По ее заблаговременной просьбе Диана припасла свежих овощей и фруктов. Николь обнаружила их в холодильнике. В сегодняшнем меню Джонни — толченая смесь картофеля с тыквой и мясные фрикадельки, а на десерт — пюре из манго и печенья и бутылочка сока.

Она подогрела еду, прихватила пару мисочек и отправилась за ребенком. На веранде его не оказалось. Николь поискала коляску во дворе и взглянула на подъездную дорожку. Она не слышала, чтобы малыш плакал, но вообще когда Джонни капризничал, Диана устраивала ему короткие прогулки к морю. В ресторане тоже было пусто.

— Диана! — позвала Николь, напряженно всматриваясь в даль.

— Иду! — отозвалась та откуда-то из дома и минуты через две показалась на пороге. — Я была у себя.

— Джонни с тобой?

— Нет, он в Кингс-Хаусе.

— С Генри? — воскликнула Николь, но потом осознала, что удивляется напрасно.

На протяжении этих трех дней Генри не расставался с сыном: брал его с собой погулять, играл с ним, а если ребенок спал, молча, не отрываясь смотрел на него. Эта ни к чему не обязывающая забава еще не утратила для него прелесть новизны, о будущем он, очевидно, не задумывался.
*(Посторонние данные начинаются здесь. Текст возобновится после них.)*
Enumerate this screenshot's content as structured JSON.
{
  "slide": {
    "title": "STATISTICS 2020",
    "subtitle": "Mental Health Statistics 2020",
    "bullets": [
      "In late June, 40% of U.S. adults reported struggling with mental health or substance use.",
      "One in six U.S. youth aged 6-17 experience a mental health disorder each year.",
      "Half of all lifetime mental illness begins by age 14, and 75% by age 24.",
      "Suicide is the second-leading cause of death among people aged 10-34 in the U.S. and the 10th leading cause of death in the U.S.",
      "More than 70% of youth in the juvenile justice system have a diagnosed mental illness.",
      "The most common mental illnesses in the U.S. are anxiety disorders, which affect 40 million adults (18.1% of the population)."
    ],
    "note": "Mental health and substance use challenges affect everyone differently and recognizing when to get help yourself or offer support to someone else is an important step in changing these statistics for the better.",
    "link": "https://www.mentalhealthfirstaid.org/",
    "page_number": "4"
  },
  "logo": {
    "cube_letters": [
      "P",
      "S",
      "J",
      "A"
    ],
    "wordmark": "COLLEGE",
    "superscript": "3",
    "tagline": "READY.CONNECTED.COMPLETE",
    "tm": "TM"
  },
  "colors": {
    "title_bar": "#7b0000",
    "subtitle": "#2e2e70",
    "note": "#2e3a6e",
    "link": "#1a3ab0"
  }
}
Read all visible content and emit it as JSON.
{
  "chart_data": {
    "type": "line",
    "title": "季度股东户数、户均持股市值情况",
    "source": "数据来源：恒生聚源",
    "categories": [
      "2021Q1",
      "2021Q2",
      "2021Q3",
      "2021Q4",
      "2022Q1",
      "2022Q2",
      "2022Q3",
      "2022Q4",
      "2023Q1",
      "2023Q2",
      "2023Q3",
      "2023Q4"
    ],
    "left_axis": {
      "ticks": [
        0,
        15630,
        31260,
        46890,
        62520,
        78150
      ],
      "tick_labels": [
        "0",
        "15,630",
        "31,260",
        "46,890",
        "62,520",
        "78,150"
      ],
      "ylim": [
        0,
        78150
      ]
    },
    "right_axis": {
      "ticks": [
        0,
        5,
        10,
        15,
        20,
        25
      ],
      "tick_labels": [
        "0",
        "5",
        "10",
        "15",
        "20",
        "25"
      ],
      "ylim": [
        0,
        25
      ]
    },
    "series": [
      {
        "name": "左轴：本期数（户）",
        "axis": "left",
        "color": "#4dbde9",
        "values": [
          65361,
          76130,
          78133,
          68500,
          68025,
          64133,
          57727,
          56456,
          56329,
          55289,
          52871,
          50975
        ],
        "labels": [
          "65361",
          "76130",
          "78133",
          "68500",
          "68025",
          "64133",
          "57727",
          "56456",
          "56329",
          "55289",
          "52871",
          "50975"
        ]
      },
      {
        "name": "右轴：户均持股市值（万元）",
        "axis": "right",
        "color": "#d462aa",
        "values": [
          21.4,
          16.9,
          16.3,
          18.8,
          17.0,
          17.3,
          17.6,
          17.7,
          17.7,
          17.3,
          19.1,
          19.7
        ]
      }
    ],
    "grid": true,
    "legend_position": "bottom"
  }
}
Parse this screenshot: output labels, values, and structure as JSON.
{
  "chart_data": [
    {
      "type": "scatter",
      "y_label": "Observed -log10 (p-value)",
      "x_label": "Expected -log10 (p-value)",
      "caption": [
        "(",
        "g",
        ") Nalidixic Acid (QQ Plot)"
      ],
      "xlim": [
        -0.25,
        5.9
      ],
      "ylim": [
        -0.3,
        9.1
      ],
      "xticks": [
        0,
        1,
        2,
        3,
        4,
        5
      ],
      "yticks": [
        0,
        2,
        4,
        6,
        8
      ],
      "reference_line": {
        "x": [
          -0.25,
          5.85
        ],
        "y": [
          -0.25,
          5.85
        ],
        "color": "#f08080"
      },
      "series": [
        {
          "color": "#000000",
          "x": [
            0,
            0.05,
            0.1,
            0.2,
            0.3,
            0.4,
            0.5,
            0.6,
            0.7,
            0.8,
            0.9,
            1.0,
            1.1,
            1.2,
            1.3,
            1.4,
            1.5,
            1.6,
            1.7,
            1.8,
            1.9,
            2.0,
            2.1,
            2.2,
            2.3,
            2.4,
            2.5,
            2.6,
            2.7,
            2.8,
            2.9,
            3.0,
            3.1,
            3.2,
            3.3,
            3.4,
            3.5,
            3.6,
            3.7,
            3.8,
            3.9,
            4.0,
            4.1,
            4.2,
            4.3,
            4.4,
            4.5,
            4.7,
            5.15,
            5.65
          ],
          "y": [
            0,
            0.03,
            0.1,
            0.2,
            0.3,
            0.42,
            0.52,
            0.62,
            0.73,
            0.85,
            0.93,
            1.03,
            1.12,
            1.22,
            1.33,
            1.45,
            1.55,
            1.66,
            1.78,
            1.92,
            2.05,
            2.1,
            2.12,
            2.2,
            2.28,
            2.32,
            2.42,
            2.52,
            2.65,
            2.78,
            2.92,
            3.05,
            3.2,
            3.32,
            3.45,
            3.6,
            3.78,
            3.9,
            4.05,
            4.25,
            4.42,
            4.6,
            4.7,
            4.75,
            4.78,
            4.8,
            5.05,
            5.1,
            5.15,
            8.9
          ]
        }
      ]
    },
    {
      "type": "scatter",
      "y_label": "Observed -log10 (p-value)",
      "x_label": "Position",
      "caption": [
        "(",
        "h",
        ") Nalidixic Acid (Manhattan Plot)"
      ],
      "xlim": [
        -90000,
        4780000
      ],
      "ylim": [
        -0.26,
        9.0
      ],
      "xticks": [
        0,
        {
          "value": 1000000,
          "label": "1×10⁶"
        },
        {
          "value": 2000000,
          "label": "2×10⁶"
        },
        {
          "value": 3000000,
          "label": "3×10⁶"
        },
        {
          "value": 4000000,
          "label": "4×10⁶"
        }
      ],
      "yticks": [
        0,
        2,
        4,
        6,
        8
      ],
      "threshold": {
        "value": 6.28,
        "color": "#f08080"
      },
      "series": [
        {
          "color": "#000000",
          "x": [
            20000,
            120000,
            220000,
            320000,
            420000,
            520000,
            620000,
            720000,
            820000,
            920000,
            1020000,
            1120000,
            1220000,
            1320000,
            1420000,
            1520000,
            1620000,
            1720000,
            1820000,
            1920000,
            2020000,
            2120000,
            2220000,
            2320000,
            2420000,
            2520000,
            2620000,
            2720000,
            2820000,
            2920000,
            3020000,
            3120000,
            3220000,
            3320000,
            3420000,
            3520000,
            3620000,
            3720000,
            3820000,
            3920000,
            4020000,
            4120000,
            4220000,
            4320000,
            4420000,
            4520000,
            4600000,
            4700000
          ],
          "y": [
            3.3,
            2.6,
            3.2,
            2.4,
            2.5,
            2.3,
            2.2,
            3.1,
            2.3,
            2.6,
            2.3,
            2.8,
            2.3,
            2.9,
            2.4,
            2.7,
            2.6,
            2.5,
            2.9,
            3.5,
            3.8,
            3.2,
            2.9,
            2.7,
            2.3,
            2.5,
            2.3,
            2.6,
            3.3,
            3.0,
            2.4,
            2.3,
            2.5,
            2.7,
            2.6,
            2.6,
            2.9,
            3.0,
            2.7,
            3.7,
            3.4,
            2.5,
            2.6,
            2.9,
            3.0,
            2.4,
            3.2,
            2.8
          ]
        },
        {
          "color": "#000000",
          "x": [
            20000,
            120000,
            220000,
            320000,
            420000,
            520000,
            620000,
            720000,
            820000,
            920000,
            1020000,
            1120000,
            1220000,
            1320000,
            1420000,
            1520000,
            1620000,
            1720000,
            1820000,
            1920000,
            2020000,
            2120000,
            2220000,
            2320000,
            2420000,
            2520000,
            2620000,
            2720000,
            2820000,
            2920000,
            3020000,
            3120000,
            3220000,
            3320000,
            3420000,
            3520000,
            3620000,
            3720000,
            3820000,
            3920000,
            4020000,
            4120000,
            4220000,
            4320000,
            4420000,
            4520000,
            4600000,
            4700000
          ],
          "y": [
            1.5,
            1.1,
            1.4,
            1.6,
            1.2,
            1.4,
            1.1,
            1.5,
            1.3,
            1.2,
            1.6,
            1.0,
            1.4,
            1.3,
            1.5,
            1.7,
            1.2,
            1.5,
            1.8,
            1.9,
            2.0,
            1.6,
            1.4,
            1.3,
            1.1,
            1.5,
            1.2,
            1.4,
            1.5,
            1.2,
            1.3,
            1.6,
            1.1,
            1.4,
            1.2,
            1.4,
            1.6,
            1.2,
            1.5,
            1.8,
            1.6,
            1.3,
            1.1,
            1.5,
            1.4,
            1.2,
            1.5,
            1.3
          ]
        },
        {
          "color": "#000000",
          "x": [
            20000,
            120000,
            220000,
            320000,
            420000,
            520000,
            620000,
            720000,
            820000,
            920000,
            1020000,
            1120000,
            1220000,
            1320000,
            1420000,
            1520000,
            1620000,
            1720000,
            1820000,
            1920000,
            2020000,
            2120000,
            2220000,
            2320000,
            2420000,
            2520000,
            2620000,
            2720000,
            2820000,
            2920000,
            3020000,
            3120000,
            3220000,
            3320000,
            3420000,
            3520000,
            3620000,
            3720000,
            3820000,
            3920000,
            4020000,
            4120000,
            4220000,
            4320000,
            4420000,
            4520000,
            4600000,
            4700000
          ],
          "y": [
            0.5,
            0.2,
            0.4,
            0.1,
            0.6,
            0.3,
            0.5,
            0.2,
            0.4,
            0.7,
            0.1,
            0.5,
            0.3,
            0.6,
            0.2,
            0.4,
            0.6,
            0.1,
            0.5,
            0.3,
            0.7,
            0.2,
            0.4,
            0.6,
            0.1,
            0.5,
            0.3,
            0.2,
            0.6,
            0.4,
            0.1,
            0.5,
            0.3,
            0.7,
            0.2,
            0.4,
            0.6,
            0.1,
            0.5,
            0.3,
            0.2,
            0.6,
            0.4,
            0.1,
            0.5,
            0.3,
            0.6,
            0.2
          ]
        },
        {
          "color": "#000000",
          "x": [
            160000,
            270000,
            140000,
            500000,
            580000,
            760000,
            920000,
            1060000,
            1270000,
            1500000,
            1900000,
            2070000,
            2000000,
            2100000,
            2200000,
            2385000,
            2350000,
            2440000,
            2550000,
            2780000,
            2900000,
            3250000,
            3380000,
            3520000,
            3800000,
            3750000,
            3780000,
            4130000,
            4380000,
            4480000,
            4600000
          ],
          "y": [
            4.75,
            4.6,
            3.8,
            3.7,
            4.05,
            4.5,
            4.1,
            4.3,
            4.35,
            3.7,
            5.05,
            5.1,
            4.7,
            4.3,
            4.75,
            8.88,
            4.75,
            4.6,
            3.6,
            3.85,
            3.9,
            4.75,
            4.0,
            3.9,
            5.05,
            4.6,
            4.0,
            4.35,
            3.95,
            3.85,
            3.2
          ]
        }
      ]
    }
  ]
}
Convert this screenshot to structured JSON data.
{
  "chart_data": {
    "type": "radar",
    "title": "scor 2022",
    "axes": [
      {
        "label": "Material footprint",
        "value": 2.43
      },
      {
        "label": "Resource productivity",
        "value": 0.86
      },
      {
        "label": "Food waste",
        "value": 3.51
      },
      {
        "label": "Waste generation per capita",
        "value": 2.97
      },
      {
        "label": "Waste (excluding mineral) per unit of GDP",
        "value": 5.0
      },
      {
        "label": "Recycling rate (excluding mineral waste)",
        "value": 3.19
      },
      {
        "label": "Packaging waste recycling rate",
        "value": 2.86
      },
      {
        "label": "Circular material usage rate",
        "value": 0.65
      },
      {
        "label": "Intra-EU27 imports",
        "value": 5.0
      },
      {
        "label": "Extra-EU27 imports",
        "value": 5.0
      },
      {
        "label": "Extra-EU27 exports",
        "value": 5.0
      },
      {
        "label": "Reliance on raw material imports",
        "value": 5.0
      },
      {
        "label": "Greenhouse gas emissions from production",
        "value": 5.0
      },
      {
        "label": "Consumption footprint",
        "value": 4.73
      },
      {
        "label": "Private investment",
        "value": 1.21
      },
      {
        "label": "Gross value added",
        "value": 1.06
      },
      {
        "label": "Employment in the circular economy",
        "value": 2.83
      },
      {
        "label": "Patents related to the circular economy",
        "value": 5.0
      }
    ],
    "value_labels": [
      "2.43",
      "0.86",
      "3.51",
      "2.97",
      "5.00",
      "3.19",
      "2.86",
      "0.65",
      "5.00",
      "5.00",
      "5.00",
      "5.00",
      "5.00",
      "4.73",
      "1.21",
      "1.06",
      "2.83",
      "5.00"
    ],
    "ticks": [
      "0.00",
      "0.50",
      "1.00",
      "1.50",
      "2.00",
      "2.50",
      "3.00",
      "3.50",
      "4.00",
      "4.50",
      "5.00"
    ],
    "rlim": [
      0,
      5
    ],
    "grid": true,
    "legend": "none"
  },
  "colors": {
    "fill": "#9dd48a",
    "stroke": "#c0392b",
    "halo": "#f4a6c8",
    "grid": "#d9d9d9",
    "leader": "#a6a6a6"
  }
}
С одной стороны, заинтересованность Генри вселяла надежду — нельзя недооценивать его возможные чувства к Джонни, и все же эти регулярные посещения сбивали Николь с толку. При виде его она становилась как натянутая струна или представляла, как чудесно им жилось бы втроем, если б…

— Он, когда пришел, прямиком направился на веранду. Джонни раскрыл глазки, заулыбался ему. И Генри решил забрать его к себе ненадолго, — объяснила Диана. — Он хотел дождаться твоего согласия, но я сказала, что ты не против. Правда ведь?

Николь помедлила с ответом.

— Да.

— Генри передал, чтобы ты позвонила ему, когда надо будет принести Джонни.

— Я сама сейчас заберу его.

— В таком случае не спеши. Гурманов, желающих полакомиться моими фирменными блюдами, немного. Мы с Полем, если что, разберемся без тебя. Можешь поупражняться на тренажерах, — предложила Диана.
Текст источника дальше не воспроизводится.